Workflow Configuration

The CI/CD workflows are defined in the .github/workflows directory of the repository. Each workflow file outlines the steps required for the automated processes, including:

  • Triggering on specific events (e.g., push, pull requests, manual triggers).
  • Specifying jobs to run (e.g., testing, building, deploying).
  • Using environment variables and secrets for secure configuration.

Getting Started

To set up GitHub Actions for your fork of this project, ensure that the necessary secrets and environment variables are configured in your repository settings. This setup will allow the CI/CD pipeline to run smoothly, automating the testing and deployment process whenever changes are made.

By using GitHub Actions, we ensure a robust, efficient, and automated workflow, enhancing the development experience and minimizing the risk of errors during deployments.

Installation

Note

This project was originally created on GitHub Codespaces using a 4-core 16GB RAM • 32GB machine. If you want to run the code easily, consider using GitHub Codespaces for a seamless experience.

Prerequistes

- Python 3.12
- Pipenv
- Docker

Steps

To simplify the installation and setup process, you can utilize the Makefile commands instead of manual steps.

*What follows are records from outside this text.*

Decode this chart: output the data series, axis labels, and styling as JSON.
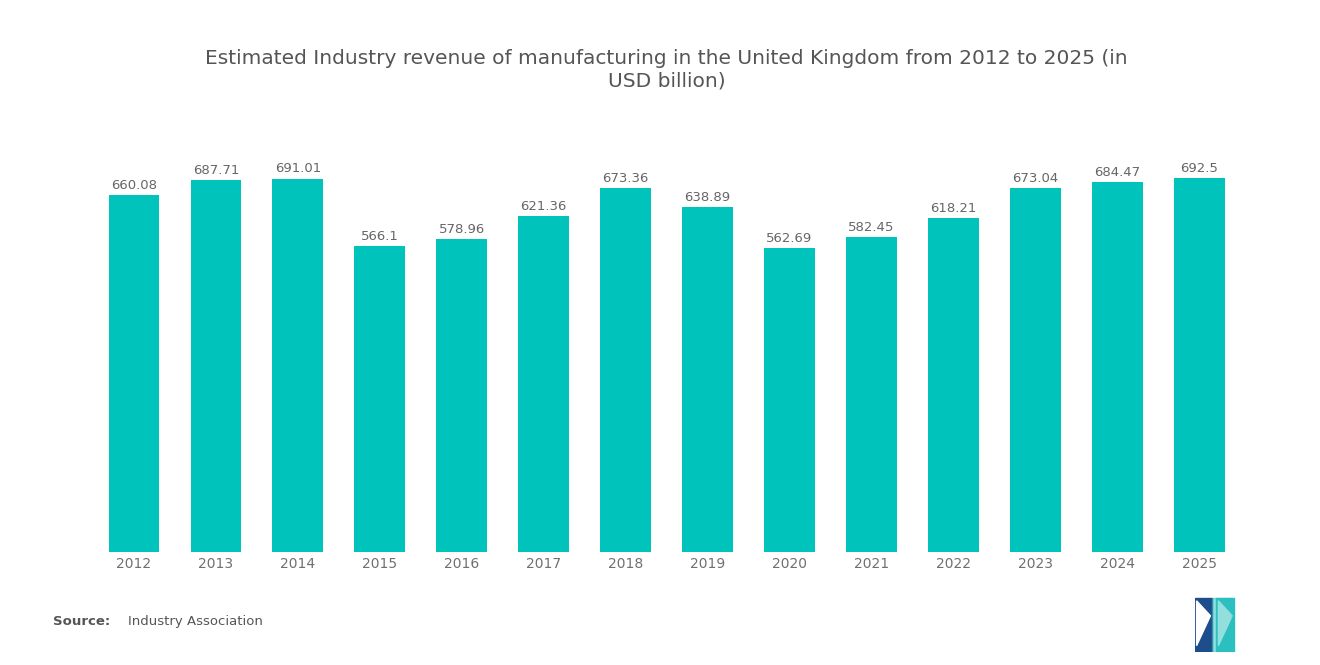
{
  "title": "Estimated Industry revenue of manufacturing in the United Kingdom from 2012 to 2025 (in\nUSD billion)",
  "years": [
    2012,
    2013,
    2014,
    2015,
    2016,
    2017,
    2018,
    2019,
    2020,
    2021,
    2022,
    2023,
    2024,
    2025
  ],
  "values": [
    660.08,
    687.71,
    691.01,
    566.1,
    578.96,
    621.36,
    673.36,
    638.89,
    562.69,
    582.45,
    618.21,
    673.04,
    684.47,
    692.5
  ],
  "bar_color": "#00C4BC",
  "background_color": "#ffffff",
  "title_fontsize": 14.5,
  "tick_fontsize": 10,
  "value_fontsize": 9.5,
  "ylim": [
    0,
    800
  ],
  "title_color": "#555555",
  "tick_color": "#707070",
  "value_color": "#666666",
  "logo_navy": "#1e4d8c",
  "logo_teal": "#2bbfbf"
}
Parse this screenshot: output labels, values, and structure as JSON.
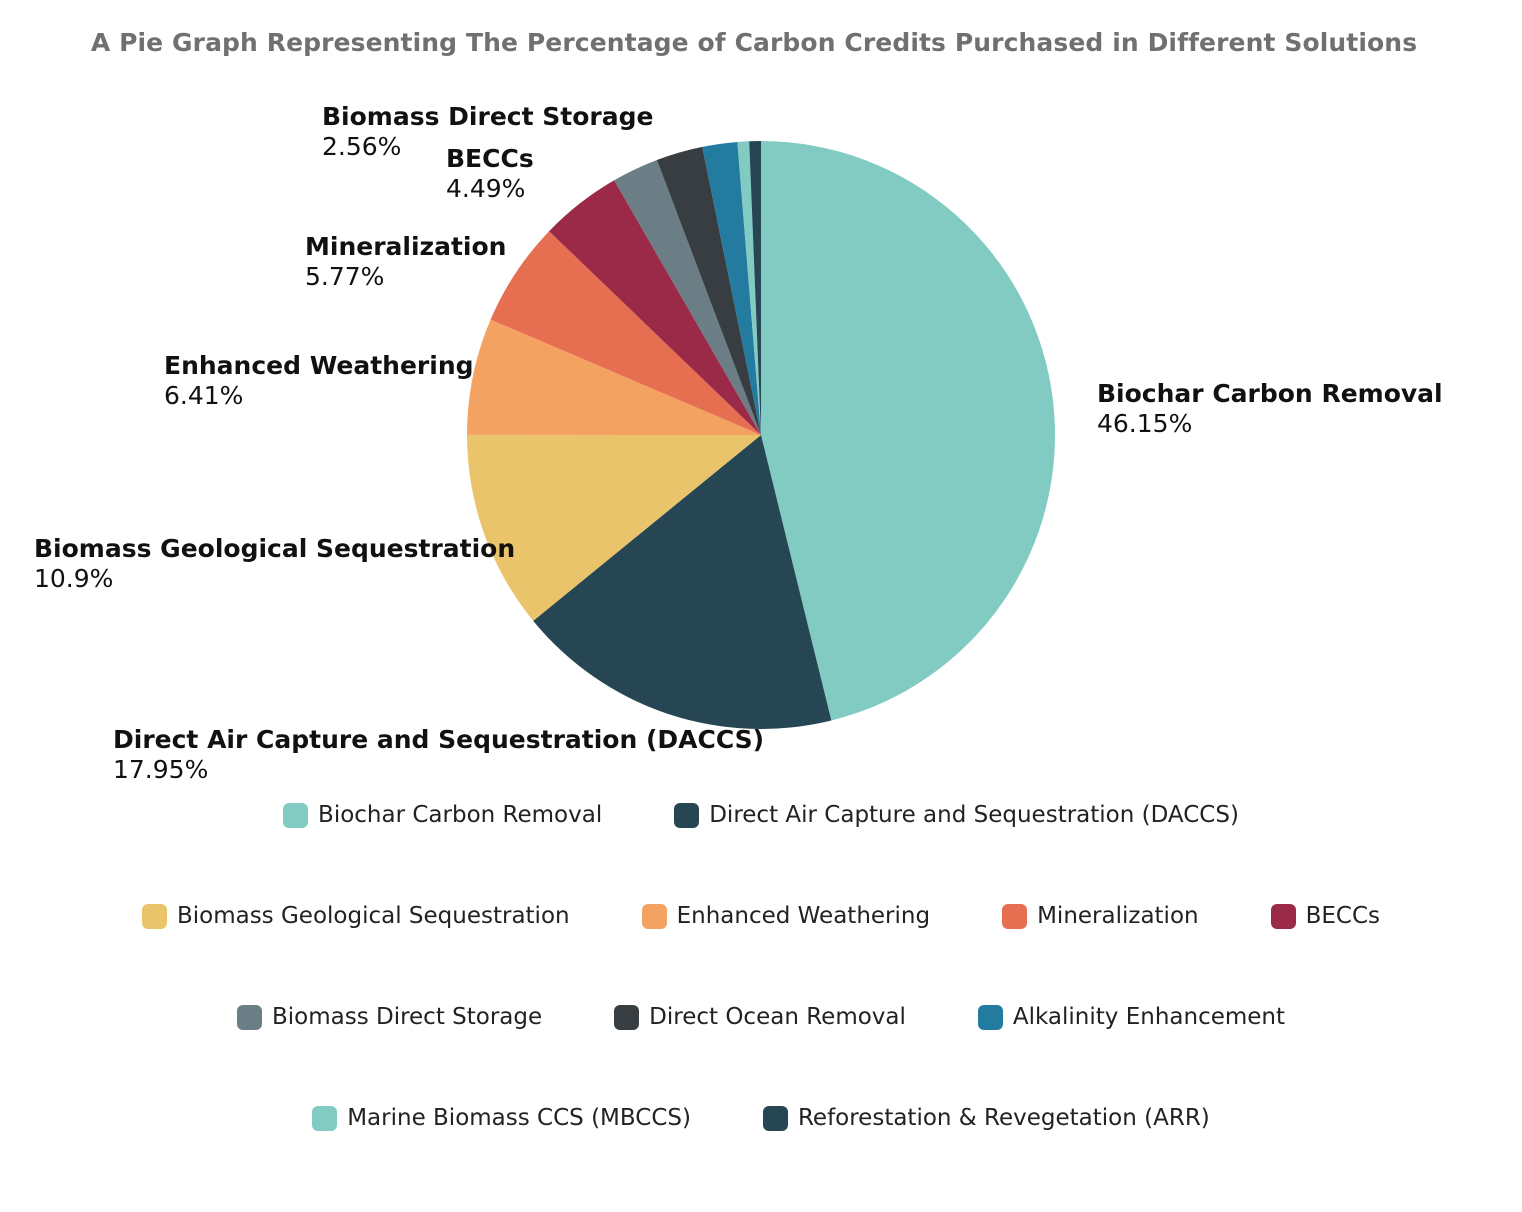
{
  "chart_data": {
    "type": "pie",
    "title": "A Pie Graph Representing The Percentage of Carbon Credits Purchased in Different Solutions",
    "legend_position": "bottom",
    "slices": [
      {
        "label": "Biochar Carbon Removal",
        "value": 46.15,
        "value_label": "46.15%",
        "color": "#82CBC3",
        "labeled": true
      },
      {
        "label": "Direct Air Capture and Sequestration (DACCS)",
        "value": 17.95,
        "value_label": "17.95%",
        "color": "#264653",
        "labeled": true
      },
      {
        "label": "Biomass Geological Sequestration",
        "value": 10.9,
        "value_label": "10.9%",
        "color": "#E9C46A",
        "labeled": true
      },
      {
        "label": "Enhanced Weathering",
        "value": 6.41,
        "value_label": "6.41%",
        "color": "#F4A261",
        "labeled": true
      },
      {
        "label": "Mineralization",
        "value": 5.77,
        "value_label": "5.77%",
        "color": "#E76F51",
        "labeled": true
      },
      {
        "label": "BECCs",
        "value": 4.49,
        "value_label": "4.49%",
        "color": "#9B2A48",
        "labeled": true
      },
      {
        "label": "Biomass Direct Storage",
        "value": 2.56,
        "value_label": "2.56%",
        "color": "#6C7E85",
        "labeled": true
      },
      {
        "label": "Direct Ocean Removal",
        "value": 2.56,
        "value_label": "",
        "color": "#373D40",
        "labeled": false
      },
      {
        "label": "Alkalinity Enhancement",
        "value": 1.92,
        "value_label": "",
        "color": "#247BA0",
        "labeled": false
      },
      {
        "label": "Marine Biomass CCS (MBCCS)",
        "value": 0.64,
        "value_label": "",
        "color": "#82CBC3",
        "labeled": false
      },
      {
        "label": "Reforestation & Revegetation (ARR)",
        "value": 0.64,
        "value_label": "",
        "color": "#264653",
        "labeled": false
      }
    ],
    "legend_rows": [
      [
        0,
        1
      ],
      [
        2,
        3,
        4,
        5
      ],
      [
        6,
        7,
        8
      ],
      [
        9,
        10
      ]
    ]
  }
}
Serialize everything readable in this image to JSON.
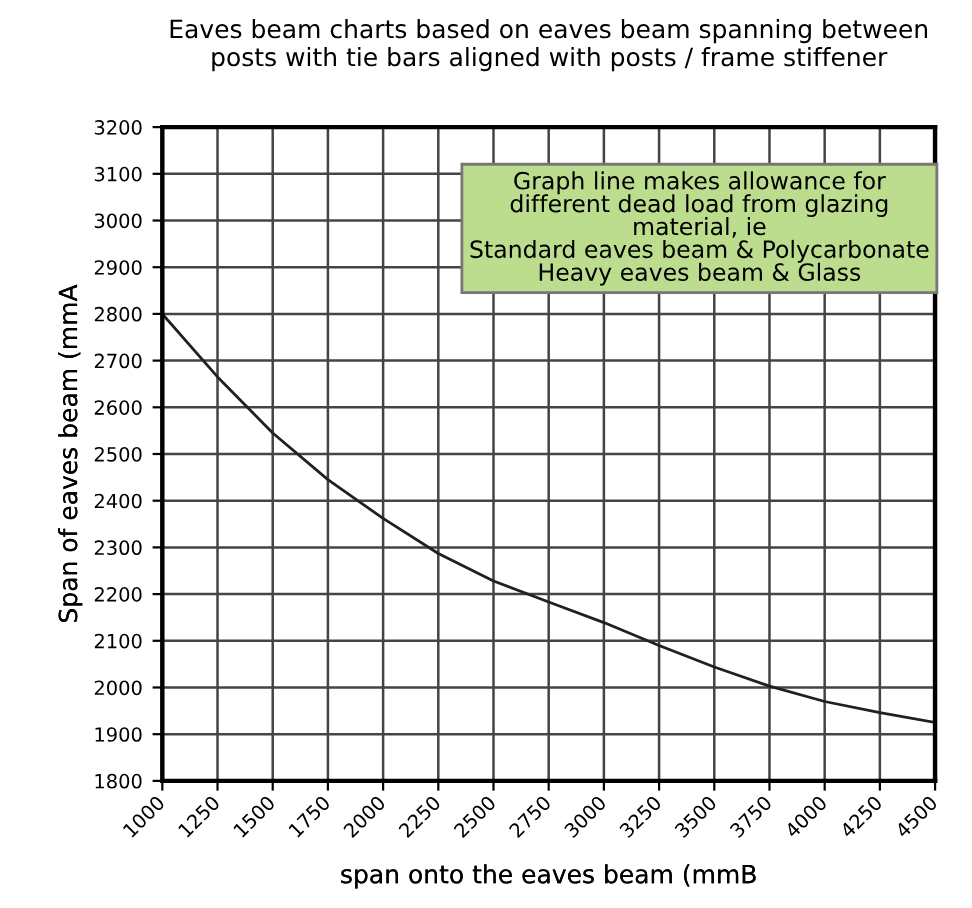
{
  "chart_data": {
    "type": "line",
    "title": "Eaves beam charts based on eaves beam spanning between\nposts with tie bars aligned with posts / frame stiffener",
    "xlabel": "span onto the eaves beam (mmB",
    "ylabel": "Span of eaves beam (mmA",
    "x": [
      1000,
      1250,
      1500,
      1750,
      2000,
      2250,
      2500,
      2750,
      3000,
      3250,
      3500,
      3750,
      4000,
      4250,
      4500
    ],
    "series": [
      {
        "color": "#231f20",
        "values": [
          2800,
          2665,
          2545,
          2445,
          2362,
          2287,
          2228,
          2183,
          2139,
          2090,
          2044,
          2003,
          1970,
          1946,
          1925
        ]
      }
    ],
    "xlim": [
      1000,
      4500
    ],
    "xticks": [
      1000,
      1250,
      1500,
      1750,
      2000,
      2250,
      2500,
      2750,
      3000,
      3250,
      3500,
      3750,
      4000,
      4250,
      4500
    ],
    "ylim": [
      1800,
      3200
    ],
    "yticks": [
      1800,
      1900,
      2000,
      2100,
      2200,
      2300,
      2400,
      2500,
      2600,
      2700,
      2800,
      2900,
      3000,
      3100,
      3200
    ],
    "grid": true,
    "marker": "none",
    "line_style": "solid",
    "annotations": [
      "Graph line makes allowance for\ndifferent dead load from glazing\nmaterial, ie\nStandard eaves beam & Polycarbonate\nHeavy eaves beam & Glass"
    ]
  }
}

However, if you prefer to do it manually, follow these steps:

  1. Clone the repository:

    git clone https://github.com/aalvan/mlops-student-performance.git
  2. Navigate to the project directory:

    cd mlops-student-performance
  3. Install dependencies using pipenv:

    pipenv install
  4. Activate the Pipenv shell:

    pipenv shell
  5. Install the project as a module using setup.py:

    pipenv install --editable .

Makefile

The Makefile automates project management tasks, including:

  • Installation: Sets up Python dependencies and installs the project.
  • Service Management: Starts and stops essential services like MLflow, Airflow, Web Service, and ELK.
  • Airflow DAG Handling: Unpauses and triggers specific Airflow DAGs while monitoring their status.
  • Testing: Runs unit tests using pytest.

Makefile Commands

  • help: Displays a list of available commands and their descriptions.
  • install: Installs or updates project dependencies and sets up the project in editable mode.
  • setup-services: Creates a Docker network and initializes the ELK stack and Airflow.
  • start-services: Launches all services (MLflow, Airflow, Web Service, and ELK).
  • mlflow: Starts the MLflow service using Docker.
  • airflow: Starts the Airflow scheduler and web server and waits for them to be reachable.
  • airflow-dag-trigger: Unpauses and triggers a specific Airflow DAG, monitoring its execution status.
  • web_service: Starts the Web Service using Docker.
  • elk: Starts the ELK stack using Docker.
  • test: Runs unit tests for the Web Service using pytest.
  • stop-services: Stops all running Docker containers associated with the project.

Recommended Workflow

To run the commands correctly, follow this order:

  1. install: Set up dependencies and project configuration.
  2. setup-services: Initialize the Docker network and services.
  3. start-services: Launch all necessary services.

Important Note: Always run start-services before executing tests to ensure all necessary services are running.

After running these commands, the entire setup will be ready for use.